I wanted to give you all a heads up that starting Monday, I will begin sharing my experiences from an event I went to called ” Baking with Betty”. And yes you guessed right, it was the big Betty, Betty Crocker. I will have 4 days full of what I learned and what I tried. I must say that I did come home crashing from a sugar high. I did it all for YOU though (he he). I had to sample all those sweet sensations so I could share it all with you (he he). So be sure to stop by next week for all the details.
Lemon Buttermilk Cake
Real Mom Kitchen
- 1 box Betty Crocker® SuperMoist® lemon cake mix
- 1 ¼ cups buttermilk
- ⅓ cup vegetable oil
- 3 eggs
- Frosting and Garnish
- ⅓ cup shortening
- ⅓ cup butter or margarine softened (I'm a butter girl)

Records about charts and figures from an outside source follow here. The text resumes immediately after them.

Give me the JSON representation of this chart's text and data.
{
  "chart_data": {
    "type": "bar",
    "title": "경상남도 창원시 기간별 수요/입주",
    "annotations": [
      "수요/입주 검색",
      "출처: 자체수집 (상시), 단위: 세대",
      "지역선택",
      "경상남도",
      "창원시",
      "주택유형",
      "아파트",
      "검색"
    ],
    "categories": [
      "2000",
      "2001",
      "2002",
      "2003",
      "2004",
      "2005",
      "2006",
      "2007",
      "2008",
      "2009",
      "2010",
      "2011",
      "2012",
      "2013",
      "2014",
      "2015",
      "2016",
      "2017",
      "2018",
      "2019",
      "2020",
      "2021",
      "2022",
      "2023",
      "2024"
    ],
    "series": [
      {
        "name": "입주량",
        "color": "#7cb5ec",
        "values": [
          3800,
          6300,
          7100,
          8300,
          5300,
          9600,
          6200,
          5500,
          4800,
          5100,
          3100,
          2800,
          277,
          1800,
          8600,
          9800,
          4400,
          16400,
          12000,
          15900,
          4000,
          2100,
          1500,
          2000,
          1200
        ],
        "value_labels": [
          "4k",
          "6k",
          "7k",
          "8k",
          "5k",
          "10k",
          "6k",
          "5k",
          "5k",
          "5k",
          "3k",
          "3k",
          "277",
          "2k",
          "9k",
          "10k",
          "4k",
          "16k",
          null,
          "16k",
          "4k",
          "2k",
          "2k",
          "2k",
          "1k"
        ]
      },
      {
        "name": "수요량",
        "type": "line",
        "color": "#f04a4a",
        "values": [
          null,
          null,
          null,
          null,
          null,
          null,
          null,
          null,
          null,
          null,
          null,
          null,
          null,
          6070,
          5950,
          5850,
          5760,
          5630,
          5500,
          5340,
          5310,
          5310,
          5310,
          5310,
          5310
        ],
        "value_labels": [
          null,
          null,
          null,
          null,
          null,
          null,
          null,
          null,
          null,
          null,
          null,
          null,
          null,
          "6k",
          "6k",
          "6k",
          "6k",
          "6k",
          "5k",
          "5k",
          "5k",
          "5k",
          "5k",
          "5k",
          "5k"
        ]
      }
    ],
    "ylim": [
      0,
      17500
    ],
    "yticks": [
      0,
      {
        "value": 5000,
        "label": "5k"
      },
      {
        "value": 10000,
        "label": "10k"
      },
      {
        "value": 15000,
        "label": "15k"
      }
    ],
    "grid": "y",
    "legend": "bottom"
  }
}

- 1 teaspoon grated lemon peel
- 2 tablespoons lemon juice
- 3 cups powdered sugar
- Heat oven to 350°F (or 325°F for dark or nonstick pan). Spray bottom and sides of 15x10x1-inch pan with baking spray with flour.
- 2. In large bowl, beat cake mix, buttermilk, oil and eggs with electric mixer on low speed 30 seconds. Beat on medium speed 2 minutes, scraping bowl occasionally. Pour into pan.
- 3. Bake 15 to 20 minutes or until toothpick inserted in center comes out clean. Cool completely, about 1 hour.
- 4. In medium bowl, beat shortening, butter, grated lemon peel, lemon juice and powdered sugar on high speed until smooth and creamy; add more lemon juice if needed. Spread over cake.